Il 18 febbraio 1872 un uomo mangiò carne di manzo e provocò una rivoluzione, con assalti, scontri, morti e feriti. Cosa comprensibile, se si pensa che l’uomo in questione era l’imperatore del Giappone e mangiare carne era stato fino a quel momento, e per 1.200 anni, proibitissimo. Con il suo atto aveva posto fine a un bando secolare, imponendo al suo Paese una nuova abitudine.
Il tabù della carne animale era stato introdotto con l’arrivo del buddhismo dalla Corea, verso la fine del VI secolo. In quell’epoca i giapponesi erano avidi consumatori di carne: cacciagione e cinghiale in particolare, abitudine che, però, venne quasi cancellata dai monaci. Credendo nella reincarnazione si correva il rischio di nutrirsi con l’anima degli antenati.
Nel 675 l’imperatore Tenmu decise di ratificare la cosa, emettendo un decreto che proibiva il consumo di manzo, cavallo, cane (!), pollo e scimmia – almeno da aprile a settembre. Nei decenni successivi il tabù venne esteso a tutti gli altri mesi. Per le proteine, visto che era un’isola, esistevano i pesci. Meglio togliere spazio all’allevamento e destinarlo all’agricoltura. Le poche occasioni di consumo di carne erano fornite dai medici: se serviva per guarire (e questo valeva anche per i monaci) era permesso. Esistevano, in tutti gli altri casi, anche punitzione specifiche: per il manzo e il cavallo, 150 giorni di digiuno. Per il maiale o la cacciagioe, solo 60 (altro che Quaresima).
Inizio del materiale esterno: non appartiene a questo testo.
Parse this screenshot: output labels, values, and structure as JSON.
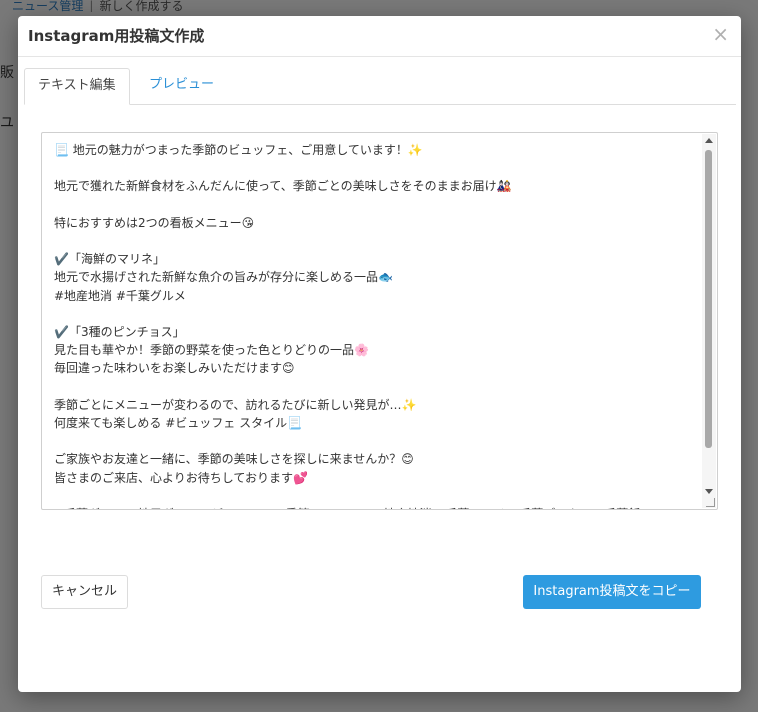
{
  "background": {
    "breadcrumb": [
      "ニュース管理",
      "新しく作成する"
    ],
    "side_text_1": "販",
    "side_text_2": "ユ"
  },
  "modal": {
    "title": "Instagram用投稿文作成",
    "close_glyph": "×",
    "tabs": [
      {
        "label": "テキスト編集",
        "active": true
      },
      {
        "label": "プレビュー",
        "active": false
      }
    ],
    "post_text": "📃 地元の魅力がつまった季節のビュッフェ、ご用意しています！✨\n\n地元で獲れた新鮮食材をふんだんに使って、季節ごとの美味しさをそのままお届け🎎\n\n特におすすめは2つの看板メニュー😘\n\n✔️「海鮮のマリネ」\n地元で水揚げされた新鮮な魚介の旨みが存分に楽しめる一品🐟\n#地産地消 #千葉グルメ\n\n✔️「3種のピンチョス」\n見た目も華やか！季節の野菜を使った色とりどりの一品🌸\n毎回違った味わいをお楽しみいただけます😊\n\n季節ごとにメニューが変わるので、訪れるたびに新しい発見が…✨\n何度来ても楽しめる #ビュッフェ スタイル📃\n\nご家族やお友達と一緒に、季節の美味しさを探しに来ませんか？😊\n皆さまのご来店、心よりお待ちしております💕\n\n#千葉グルメ #地元グルメ #ビュッフェ #季節のメニュー #地産地消 #千葉ランチ #千葉ディナー #千葉飯 #",
    "cancel_label": "キャンセル",
    "copy_label": "Instagram投稿文をコピー"
  },
  "colors": {
    "primary_button": "#2e9be0",
    "tab_link": "#2a8fd6"
  }
}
Quando è cominciato a cambiare il vento? Con l’arrivo di qualche missionario portoghese, verso l’inizio del XVI secolo. I nuovi arrivati ebbero subito modo di vedere che bere latte era come bere sangue, e che mangiare carne era, ai loro occhi, soltanto assurdo. Perfino il signore della guerra Toyotomi Hideyoshi, non certo una mammoletta, inorridiva al pensiero di mangiare mucca e lanciava maledizioni contro i missionari.
Ma si sa, chi l’ha dura la vince e i portoghesi, cocciuti gesuiti e francescani, ebbero la meglio. Il consumo di carne – dalla vaca alla tempura – divenne sempre più diffuso. Fu l’inizio di un’inversione di rotta che culminò nel XIX secolo: con la dinastia Meiji il Paese volle recuperare il ritardo secolare accumulato nei confronti dell’Occidente e iniziò un periodo di modernizzazione forzata. Tra le varie tradizione, venne abbandonato anche il tabù della carne. L’imperatore decise di dare il colpo decisivo mangiando, lui per primo, un po’ di carne di manzo. I monaci si ribellarono, ci furono scontri, battaglie e morti. Ma alla fine l’Occidentalizzazione prevalse. E di sicuro quelli meno contenti, dopo i buddhisti, furono proprio i manzi.